Anthony Browne, "Owners will be forced to rent their empty homes", Times (UK) Online, 06Feb03. The article also presents the opposition opinion: "David Davis, who shadows the Deputy Prime Minister, said that Mr. Prescott had declared war on homeowners: 'This announcement smacks of an old socialist state, not of a 21st-century United Kingdom....'"
[ ]
Ed. note: Where would you draw the line in public support for or even just tolerance of private gain thru wilful socially harmful behavior?
26Jan03 
[145]
Americans who want to eat right have to behave "abnormally." Philip James, president of World Health Organization's International Obesity Task Force, quoted in Timothy K. Smith, "We've got to stop eating like this: If food companies are to grow, so must we, it seems. What could transform our diet on a national scale?", Fortune, 03Feb03, pp.58-70.
25Jan03 
[144]
Davos, Switzerland.... Attorney General John Ashcroft came here today to explain to the world's rich, powerful and just plain pushy the Bush administration's tactics in its campaign against terror.... Paul Sagan, an American technology executive... for instance, told Mr.
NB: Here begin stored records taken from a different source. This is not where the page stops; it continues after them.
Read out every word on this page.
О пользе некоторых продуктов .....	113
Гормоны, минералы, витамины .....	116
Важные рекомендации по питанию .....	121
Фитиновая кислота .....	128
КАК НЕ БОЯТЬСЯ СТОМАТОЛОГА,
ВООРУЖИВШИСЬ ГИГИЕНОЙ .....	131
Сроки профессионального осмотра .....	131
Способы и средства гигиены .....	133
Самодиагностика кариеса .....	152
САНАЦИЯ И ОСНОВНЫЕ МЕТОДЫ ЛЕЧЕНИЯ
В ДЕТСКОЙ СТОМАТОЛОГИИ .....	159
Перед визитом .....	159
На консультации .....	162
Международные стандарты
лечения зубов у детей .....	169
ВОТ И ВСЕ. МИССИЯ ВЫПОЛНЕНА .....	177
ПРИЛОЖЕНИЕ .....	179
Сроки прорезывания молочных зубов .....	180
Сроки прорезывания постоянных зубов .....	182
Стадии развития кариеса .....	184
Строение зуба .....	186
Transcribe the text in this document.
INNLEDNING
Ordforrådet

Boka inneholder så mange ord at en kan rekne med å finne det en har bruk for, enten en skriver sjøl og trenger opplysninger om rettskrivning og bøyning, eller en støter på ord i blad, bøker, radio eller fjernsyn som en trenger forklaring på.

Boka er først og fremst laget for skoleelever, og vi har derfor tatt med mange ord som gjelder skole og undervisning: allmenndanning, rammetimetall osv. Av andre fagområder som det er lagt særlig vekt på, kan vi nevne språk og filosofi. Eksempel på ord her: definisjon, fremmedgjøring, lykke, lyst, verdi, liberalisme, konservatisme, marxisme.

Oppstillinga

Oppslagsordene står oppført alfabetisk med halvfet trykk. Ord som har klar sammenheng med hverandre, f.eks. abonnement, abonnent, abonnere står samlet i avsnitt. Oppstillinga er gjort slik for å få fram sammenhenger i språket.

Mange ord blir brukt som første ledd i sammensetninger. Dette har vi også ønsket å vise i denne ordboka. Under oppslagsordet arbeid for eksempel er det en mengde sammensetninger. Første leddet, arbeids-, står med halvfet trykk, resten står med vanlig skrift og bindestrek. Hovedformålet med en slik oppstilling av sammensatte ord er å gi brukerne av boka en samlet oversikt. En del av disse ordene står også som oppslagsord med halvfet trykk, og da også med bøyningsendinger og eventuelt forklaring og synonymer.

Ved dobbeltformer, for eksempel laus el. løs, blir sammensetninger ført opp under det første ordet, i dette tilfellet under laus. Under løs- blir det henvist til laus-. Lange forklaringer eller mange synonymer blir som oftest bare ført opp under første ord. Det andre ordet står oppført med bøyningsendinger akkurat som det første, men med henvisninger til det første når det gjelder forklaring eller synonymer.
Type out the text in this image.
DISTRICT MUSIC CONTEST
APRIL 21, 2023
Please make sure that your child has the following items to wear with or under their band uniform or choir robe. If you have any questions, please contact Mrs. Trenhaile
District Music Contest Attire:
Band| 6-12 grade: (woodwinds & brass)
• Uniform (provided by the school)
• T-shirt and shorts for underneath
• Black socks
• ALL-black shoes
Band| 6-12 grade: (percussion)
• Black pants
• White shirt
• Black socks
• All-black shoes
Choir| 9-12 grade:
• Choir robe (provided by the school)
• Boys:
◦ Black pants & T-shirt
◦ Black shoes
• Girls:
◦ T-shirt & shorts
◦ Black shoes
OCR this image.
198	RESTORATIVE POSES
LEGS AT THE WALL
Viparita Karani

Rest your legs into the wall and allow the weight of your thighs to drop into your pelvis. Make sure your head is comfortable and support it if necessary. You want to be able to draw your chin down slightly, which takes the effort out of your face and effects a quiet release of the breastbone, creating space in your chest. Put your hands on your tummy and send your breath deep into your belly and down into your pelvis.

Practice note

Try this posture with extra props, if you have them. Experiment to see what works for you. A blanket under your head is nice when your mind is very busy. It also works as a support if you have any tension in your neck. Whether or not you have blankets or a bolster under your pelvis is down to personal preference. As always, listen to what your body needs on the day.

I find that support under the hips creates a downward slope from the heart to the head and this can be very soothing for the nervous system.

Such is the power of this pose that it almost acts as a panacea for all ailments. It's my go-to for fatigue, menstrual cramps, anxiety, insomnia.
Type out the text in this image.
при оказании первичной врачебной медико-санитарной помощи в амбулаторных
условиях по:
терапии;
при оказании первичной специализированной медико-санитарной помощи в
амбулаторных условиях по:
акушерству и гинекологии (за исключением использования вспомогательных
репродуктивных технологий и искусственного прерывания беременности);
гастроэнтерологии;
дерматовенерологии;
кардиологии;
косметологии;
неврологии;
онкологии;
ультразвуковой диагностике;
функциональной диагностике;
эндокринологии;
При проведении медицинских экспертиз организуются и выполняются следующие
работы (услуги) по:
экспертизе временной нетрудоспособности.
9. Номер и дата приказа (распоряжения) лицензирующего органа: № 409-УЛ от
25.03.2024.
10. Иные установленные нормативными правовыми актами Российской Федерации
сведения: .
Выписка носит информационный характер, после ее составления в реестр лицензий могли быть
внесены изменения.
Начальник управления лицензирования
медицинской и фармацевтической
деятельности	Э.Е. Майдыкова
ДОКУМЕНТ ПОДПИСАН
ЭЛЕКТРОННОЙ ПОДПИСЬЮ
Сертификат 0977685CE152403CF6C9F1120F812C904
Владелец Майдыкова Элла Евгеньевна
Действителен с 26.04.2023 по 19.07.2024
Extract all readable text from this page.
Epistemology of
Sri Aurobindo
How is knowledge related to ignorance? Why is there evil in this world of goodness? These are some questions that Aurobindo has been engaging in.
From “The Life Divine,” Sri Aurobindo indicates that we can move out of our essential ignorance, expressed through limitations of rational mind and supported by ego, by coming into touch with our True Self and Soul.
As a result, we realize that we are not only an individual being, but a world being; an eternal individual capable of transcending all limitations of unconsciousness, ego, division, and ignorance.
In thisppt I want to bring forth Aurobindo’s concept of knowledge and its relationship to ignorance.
Ashcroft...: "I'm concerned about the way Americans are perceived. Why do you think we are perceived as being not on the right side by a lot of the world? Often we are seen on the wrong side."... Anne-Marie Slaughter, a professor at Princeton, said the central issue being debated in the world now was American power and the opposition to it.... It is, however, the looming possibility of war with Iraq that underpins a sense among some critics that Washington's overwhelming dominance as the world's only superpower has somehow lessened its standing in the world. "We expect more wise guy than big guy," said Amr Moussa, the secretary general of the Arab League. Alan Cowell, "Ashcroft Soaks Up a World of Complaints", NYT, 25Jan03, p.A9.